Tuesday, December 18, 2007

Psychiatrist Billed Medicaid For Patients Never Treated

As seen in this report, psychiatrists and other mental health specialist have been caught having a field day billing the state of New York for everything they could get away with. Fortunately, they have been caught by auditors from the State of New York's comptroller's office. Click here for a copy of the audit.

A psychiatrist improperly billed Medicaid on eight separate occasions for more than 24 hours of treatment in a single day and appears to have billed for patients he never treated, among other improper practices, according to an audit released today by the state comptroller’s office.

“Most doctors work hard, but it is difficult to imagine how anyone can put in more than 24 hours in one day on multiple occasions,” comptroller Thomas DiNapoli said. “This should have immediately raised red flags and the psychiatrist should never have been paid. Better systems must be put in place by the Department of Health to prevent these types of payments from being made in the first place.”

In an analysis of payments for mental health services from August 1999 to October 2006, auditors identified more than $1.3 million in Medicaid overpayments for mental health services – many of which could have been prevented with additional controls in the eMedNY Medicaid claims processing system. The State Department of Health (DOH) administers Medicaid and the eMedNY system.

Among the audit’s primary findings:

One mental health provider who was paid more than $436,000 billed Medicaid on eight separate occasions for more than 24 hours — and as high as 42 hours in one instance — of service in a single day.

He admitted to auditors he did not see certain patients for which he billed Medicaid. Auditors also discovered his clinical social worker saw certain patients but Medicaid was billed at the higher psychiatrist’s rate.

Some 389 providers submitted more than 27,000 claims valued at $662,000 for mental health services and pharmacologic management provided on the same day. Under Medicaid rules, psychiatrists who provide mental health evaluation and management services for patients cannot bill the program for prescribing medication — known as pharmacologic management — on the same day.

–106 clinic-based mental health practitioners received 21,132 payments totaling more than $381,000 from June 2002 through December 2005 for services for which the clinic also received payment. When services are provided at clinics, only the clinic not the individual service provider is permitted to bill Medicaid.

–1,898 instances were identified in which 27 different clinics had billed Medicaid twice at different rates for the same services. From June 2001 through October 2006, the overpayments totaled $302,568.

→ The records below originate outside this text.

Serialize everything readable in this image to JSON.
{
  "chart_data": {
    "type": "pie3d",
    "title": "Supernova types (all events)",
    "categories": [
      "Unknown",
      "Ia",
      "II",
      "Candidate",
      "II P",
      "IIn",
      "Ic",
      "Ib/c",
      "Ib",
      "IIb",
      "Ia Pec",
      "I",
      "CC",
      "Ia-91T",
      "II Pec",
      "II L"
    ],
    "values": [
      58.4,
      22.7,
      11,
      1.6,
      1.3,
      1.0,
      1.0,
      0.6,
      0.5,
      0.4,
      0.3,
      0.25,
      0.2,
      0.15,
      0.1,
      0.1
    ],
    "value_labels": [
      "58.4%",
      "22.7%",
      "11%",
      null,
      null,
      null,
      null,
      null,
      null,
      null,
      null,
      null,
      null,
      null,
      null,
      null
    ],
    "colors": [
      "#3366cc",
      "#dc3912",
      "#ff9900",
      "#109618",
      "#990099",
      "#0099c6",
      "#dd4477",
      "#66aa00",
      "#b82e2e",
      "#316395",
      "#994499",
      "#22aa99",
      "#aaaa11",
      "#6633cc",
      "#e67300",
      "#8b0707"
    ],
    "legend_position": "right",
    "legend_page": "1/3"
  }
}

Auditors met with nine of these providers who double billed, eight of whom indicated that they were confused about the rules and misinterpreted DOH policy. The auditors recommended that DOH add a control to the eMedNY system to block payment for pharmacologic management when it is billed in conjunction with other mental health services. Auditors made a similar recommendation to improve the eMedNY system to block duplicate payments.

DOH indicated in its response to the audit that it would implement recommended controls and other strategies to avoid many of the overpayments found by auditors and would seek to recover any funds paid to providers in error. The complete response is included in the audit.

The findings of the audit have been referred to the Office of the Attorney General.

The Office of the State Comptroller conducts regular audits of the state’s $47 billion Medicaid program, identifying hundreds of millions of overpayments and fraud. Auditors review Medicaid claims that have been submitted by service providers and identify billing patterns and other circumstances that warrant an examination to determine whether claims are valid and appropriate. In 2007 alone, the State Comptroller’s Office identified more than $43 million in potential overpayments or inappropriate claims paid by the state’s Medicaid program.